Ancak Sayın Büyükelçi Murat Karagöz’ün vefatından dolayı başsağlığı dilemek istiyorum. Gerçekten ani bir ölüm oldu. Kendisi Ürdün’de görev yapmıştı ve her iki ülke yararına büyük ciddiyetle görevini sürdürmüş ve iki ülke arasındaki ilişkilerin geliştirilmesi açısından büyük çaba harcamıştı.

Bir kez daha buradan Sayın Bakana ve arkadaşlarına, Bakanlığa ve ailesine başsağlığı dilemek istiyorum.

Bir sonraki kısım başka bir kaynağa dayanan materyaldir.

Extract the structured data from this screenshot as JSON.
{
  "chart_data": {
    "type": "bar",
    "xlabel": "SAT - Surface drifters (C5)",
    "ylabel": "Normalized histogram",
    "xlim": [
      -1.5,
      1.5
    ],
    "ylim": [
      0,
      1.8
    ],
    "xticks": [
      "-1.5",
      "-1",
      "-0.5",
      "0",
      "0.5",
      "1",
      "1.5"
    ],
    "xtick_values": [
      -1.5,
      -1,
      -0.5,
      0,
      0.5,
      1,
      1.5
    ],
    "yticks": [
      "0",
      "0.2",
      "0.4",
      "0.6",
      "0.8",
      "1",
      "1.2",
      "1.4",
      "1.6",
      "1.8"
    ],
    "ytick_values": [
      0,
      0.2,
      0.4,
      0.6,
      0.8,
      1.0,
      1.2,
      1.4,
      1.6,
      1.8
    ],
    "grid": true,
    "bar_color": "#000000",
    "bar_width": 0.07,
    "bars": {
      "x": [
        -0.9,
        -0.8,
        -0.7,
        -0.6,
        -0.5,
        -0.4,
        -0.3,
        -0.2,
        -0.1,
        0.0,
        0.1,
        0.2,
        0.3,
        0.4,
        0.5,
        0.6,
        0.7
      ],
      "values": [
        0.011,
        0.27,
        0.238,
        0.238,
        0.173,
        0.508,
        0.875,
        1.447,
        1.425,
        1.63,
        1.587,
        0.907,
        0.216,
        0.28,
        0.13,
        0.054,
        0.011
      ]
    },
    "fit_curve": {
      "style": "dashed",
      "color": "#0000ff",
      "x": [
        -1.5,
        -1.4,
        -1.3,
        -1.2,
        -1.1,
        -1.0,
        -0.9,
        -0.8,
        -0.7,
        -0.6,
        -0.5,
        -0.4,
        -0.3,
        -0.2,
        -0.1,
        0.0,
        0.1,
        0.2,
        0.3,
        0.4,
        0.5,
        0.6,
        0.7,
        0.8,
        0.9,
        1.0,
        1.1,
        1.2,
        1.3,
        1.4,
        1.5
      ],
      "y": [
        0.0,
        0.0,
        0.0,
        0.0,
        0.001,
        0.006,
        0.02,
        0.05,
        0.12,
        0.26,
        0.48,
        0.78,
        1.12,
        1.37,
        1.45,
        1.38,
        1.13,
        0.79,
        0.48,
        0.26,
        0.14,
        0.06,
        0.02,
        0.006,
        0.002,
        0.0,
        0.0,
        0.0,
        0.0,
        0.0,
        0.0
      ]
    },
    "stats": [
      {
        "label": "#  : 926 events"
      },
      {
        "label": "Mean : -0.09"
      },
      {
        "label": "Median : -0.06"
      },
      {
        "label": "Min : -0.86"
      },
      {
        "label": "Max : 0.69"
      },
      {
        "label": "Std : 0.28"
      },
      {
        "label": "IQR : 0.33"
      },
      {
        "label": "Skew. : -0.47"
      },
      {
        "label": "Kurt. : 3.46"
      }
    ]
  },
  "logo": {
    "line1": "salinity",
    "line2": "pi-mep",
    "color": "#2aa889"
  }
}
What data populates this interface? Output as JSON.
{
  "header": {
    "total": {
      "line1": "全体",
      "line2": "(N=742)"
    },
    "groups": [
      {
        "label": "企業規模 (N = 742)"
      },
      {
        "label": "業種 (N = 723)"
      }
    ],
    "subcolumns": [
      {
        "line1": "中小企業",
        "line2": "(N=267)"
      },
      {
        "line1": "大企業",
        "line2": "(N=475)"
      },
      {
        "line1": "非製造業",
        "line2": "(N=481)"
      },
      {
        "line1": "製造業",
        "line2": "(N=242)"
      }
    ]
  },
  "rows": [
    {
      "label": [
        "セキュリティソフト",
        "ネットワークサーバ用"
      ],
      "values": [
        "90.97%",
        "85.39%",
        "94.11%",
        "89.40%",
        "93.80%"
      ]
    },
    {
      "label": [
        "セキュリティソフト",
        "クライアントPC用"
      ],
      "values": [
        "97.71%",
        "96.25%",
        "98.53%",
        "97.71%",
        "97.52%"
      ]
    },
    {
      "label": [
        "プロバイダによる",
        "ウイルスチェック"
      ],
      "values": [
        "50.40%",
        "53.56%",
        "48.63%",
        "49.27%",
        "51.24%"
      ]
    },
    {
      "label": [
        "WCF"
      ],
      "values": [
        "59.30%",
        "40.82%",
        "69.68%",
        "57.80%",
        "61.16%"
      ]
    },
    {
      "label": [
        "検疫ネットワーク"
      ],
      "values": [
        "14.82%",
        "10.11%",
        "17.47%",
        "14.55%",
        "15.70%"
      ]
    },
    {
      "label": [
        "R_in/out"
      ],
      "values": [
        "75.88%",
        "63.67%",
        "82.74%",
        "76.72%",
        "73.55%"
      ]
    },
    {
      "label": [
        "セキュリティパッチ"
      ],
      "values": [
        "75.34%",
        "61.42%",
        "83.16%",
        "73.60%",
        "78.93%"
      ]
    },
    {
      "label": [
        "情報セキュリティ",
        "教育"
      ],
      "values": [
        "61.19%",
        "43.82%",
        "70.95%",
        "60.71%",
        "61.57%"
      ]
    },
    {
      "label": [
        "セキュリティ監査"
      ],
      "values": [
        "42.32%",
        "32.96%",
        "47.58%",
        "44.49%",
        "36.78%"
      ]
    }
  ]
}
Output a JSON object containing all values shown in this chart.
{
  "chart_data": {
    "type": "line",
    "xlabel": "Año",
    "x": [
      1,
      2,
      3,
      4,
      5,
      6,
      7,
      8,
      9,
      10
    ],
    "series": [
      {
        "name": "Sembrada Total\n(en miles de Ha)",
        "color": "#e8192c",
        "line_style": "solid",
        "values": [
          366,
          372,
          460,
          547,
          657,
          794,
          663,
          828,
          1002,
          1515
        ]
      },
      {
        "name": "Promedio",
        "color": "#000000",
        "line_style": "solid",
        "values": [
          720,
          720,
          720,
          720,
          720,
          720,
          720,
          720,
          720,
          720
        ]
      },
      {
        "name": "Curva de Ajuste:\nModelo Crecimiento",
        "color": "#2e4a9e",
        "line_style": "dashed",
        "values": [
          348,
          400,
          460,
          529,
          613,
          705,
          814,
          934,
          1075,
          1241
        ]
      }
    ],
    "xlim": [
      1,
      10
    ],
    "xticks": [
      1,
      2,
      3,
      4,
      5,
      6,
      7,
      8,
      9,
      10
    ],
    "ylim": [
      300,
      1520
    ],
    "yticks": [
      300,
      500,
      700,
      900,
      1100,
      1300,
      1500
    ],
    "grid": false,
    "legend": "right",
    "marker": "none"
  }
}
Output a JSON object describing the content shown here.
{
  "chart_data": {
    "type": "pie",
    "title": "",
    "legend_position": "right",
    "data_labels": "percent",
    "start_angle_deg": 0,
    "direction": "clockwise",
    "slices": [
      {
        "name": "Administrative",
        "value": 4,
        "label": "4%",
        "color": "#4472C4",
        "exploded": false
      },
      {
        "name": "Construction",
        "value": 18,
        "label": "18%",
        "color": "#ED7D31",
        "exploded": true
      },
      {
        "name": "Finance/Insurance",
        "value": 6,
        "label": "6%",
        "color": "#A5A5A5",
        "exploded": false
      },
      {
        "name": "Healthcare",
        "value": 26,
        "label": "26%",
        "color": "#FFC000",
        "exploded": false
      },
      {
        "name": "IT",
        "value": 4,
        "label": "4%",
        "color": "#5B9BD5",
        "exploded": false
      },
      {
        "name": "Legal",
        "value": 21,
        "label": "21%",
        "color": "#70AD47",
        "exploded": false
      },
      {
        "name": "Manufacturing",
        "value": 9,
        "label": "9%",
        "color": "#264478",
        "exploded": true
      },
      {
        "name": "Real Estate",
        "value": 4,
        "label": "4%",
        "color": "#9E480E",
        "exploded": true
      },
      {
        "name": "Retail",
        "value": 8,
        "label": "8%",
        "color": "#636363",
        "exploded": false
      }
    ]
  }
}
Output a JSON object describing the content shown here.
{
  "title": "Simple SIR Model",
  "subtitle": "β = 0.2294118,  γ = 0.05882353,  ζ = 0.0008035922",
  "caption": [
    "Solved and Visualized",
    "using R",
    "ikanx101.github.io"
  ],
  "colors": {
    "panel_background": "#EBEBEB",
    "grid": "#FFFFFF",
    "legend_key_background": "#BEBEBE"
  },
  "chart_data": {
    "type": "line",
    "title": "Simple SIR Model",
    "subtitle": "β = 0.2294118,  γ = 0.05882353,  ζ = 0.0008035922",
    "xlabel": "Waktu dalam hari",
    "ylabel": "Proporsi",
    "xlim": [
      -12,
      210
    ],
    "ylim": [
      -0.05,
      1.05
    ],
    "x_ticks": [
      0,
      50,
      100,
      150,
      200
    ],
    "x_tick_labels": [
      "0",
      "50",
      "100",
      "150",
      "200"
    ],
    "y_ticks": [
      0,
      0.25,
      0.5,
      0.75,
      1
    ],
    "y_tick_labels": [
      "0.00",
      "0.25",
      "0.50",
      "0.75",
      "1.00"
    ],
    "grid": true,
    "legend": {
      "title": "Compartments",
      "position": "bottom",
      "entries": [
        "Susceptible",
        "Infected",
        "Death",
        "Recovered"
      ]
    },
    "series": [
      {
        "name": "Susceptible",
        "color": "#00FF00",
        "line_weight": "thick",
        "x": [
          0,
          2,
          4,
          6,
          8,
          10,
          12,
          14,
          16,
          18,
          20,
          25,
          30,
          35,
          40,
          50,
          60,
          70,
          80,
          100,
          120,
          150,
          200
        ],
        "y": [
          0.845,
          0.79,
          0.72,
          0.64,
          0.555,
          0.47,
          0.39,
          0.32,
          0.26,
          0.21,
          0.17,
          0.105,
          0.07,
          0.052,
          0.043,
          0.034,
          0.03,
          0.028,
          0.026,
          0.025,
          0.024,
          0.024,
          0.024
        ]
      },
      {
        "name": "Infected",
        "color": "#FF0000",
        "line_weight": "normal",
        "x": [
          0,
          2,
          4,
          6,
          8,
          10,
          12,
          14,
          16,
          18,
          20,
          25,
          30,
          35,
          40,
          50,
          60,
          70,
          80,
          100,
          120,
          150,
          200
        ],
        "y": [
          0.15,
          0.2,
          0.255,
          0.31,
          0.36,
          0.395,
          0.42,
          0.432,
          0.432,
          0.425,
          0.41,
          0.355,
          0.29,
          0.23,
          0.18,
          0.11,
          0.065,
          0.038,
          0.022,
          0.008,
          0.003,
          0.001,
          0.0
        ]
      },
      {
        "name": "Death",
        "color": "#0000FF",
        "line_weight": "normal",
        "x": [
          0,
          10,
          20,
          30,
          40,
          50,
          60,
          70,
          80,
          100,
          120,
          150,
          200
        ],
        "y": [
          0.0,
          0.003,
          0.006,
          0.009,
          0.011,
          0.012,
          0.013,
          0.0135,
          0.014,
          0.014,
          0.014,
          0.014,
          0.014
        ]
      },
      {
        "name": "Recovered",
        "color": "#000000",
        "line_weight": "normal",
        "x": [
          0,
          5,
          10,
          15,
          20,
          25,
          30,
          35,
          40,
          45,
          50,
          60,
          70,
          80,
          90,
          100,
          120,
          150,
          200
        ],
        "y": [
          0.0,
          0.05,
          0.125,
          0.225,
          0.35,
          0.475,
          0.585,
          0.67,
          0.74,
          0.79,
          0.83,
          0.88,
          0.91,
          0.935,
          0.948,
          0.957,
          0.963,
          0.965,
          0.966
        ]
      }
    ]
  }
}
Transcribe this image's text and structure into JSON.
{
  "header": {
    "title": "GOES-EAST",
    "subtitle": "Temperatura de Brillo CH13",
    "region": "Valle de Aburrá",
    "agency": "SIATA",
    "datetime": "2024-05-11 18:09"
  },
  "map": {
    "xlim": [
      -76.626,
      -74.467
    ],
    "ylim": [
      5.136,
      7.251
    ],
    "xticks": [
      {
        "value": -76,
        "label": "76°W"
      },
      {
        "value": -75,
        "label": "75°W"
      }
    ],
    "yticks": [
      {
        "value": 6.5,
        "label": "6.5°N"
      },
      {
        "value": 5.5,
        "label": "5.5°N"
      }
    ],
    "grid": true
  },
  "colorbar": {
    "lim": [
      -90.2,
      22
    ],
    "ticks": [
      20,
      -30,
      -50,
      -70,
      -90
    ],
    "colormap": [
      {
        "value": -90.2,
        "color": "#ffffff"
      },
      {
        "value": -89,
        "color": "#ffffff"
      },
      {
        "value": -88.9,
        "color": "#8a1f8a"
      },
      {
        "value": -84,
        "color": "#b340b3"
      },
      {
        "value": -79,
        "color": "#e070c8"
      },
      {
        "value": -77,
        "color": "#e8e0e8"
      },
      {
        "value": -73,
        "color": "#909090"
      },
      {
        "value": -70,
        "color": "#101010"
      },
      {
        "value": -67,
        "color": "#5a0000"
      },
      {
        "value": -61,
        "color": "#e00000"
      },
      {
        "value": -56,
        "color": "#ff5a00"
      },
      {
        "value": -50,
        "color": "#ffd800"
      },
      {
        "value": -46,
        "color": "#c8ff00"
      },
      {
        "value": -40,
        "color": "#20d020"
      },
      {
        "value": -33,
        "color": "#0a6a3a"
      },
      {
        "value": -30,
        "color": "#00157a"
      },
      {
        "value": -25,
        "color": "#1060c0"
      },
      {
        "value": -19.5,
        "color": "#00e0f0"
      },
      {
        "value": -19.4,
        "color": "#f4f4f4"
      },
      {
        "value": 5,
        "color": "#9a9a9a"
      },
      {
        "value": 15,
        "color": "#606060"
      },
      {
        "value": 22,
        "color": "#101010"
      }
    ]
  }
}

Türkiye’yle ilişkilerimiz çok önemlidir ve bu ilişkiler sadece ortak çıkarlarımız için değil, bütün bölge için de çok önemli ve yararlıdır. Dolayısıyla biz de bu ilişkileri, bu işbirliğini artırmak için bölgesel konular konusunda koordinasyonu artırmayı düşünüyoruz ve çaba harcıyoruz. İlişkileri geliştirmek için pratik hangi adımları atabileceğimiz üzerinde çalışıyoruz. Tabii ki sadece kültürel alanda değil, aynı zamanda ekonomik ve diğer alanlarda da bunu geliştirme çabası içerisindeyiz. Sayın Bakanın da söylediği gibi KEK Toplantısı’nın çok yakın bir zamanda gerçekleştirilmesi çok önemli. Arkadaşlarımız bu konuda çalışmalarını sürdüreceklerdir. Türkiye özel sektörünün de inşallah bu yıl içerisinde Ürdün’ü ziyaret etmeleri sözkonusu olacaktır. Bu konuda işbirliğimizi ve koordinasyon çalışmalarımızı sürdüreceğiz. Aynı şekilde iki Dışişleri Bakanlığı olarak siyasi diyalogu dönemsel bir şekilde sürdüreceğiz ve gelecekte daha iyi bir işbirliğini hedeflemekteyiz. Yine ikili ilişkilerimizle gurur duymaktayız ve daha geniş alanlara yaymak için de elimizden gelen bütün çabayı harcayacağız. İki ülkenin halkı da tabii ki bundan büyük yarar sağlayacaktır.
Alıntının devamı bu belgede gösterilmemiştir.